Certaines des personnes qui assistaient à la manifestation se souvenaient de ce qui s’était passé il y a de nombreuses années. Contrairement aux jeunes citoyens, ils savaient à quel point la situation était mauvaise avant le règne de Liam et avaient donc été consternés par la manifestation.
« Les enfants d’aujourd’hui ne savent pas comment c’était avant. Ils ne savent pas à quel point nous sommes bien lotis aujourd’hui. »
« Cela fait des décennies qu’il n’y a pas eu de manifestations, n’est-ce pas ? La dernière fois, c’était… Ah oui ! C’était quand on a protesté contre le Seigneur Liam en faveur de la coiffure tornade ! »
« Oui, c’est vrai… Je me souviens avoir fait campagne pour cela. Plus personne n’a de cheveux en tornade maintenant. »
« C’était comme un festival.

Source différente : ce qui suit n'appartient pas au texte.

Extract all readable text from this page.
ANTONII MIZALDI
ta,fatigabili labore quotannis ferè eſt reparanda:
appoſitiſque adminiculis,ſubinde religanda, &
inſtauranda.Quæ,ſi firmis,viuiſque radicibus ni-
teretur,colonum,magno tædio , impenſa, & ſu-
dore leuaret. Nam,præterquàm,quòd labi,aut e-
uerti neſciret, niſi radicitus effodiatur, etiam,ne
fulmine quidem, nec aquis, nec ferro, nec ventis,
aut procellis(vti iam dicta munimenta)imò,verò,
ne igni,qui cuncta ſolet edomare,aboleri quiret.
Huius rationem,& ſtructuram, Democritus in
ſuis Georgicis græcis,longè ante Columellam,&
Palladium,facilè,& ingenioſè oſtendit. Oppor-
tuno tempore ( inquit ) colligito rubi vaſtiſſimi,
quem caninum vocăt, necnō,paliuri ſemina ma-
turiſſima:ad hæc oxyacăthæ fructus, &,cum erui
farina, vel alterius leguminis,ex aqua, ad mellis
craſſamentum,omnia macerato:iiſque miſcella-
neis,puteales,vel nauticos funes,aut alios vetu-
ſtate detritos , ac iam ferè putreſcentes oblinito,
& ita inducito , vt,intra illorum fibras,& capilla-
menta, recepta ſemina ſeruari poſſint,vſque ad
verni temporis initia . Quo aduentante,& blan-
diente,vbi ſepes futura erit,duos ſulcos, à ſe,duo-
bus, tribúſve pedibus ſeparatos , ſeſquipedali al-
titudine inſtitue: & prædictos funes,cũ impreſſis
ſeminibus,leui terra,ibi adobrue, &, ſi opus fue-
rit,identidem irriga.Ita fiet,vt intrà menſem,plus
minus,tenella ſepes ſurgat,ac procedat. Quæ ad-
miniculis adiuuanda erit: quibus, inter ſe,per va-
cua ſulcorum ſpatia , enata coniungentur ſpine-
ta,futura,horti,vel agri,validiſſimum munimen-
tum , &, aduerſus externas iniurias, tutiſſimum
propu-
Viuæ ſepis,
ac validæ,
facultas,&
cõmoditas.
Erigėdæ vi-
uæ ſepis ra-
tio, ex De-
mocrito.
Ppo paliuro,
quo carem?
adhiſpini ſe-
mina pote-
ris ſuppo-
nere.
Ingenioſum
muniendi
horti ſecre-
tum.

Je me souviens que les gens avaient installé des stands de nourriture et tout le reste. »
« Peut-être que ces personnes ont aussi l’impression que c’est un festival. »
« Ça doit être ça ! Je comprends ce qu’ils font maintenant. »
Alors que les sujets de Liam continuaient à observer la manifestation, des jeunes immigrés de l’Union s’approchaient d’un des groupes de citoyens.
« Pensez-vous tous que l’aristocratie doit continuer à exister ? » demanda un jeune.
Les locaux échangèrent des regards.
« Eh ? Pourquoi pas ? » avait répondu un citoyen.
Les jeunes avaient explosé de colère contre les locaux qui acceptaient avec désinvolture le système de la noblesse. « Que voulez-vous dire par “pourquoi pas” ? Bien sûr que ça ne devrait pas exister ! »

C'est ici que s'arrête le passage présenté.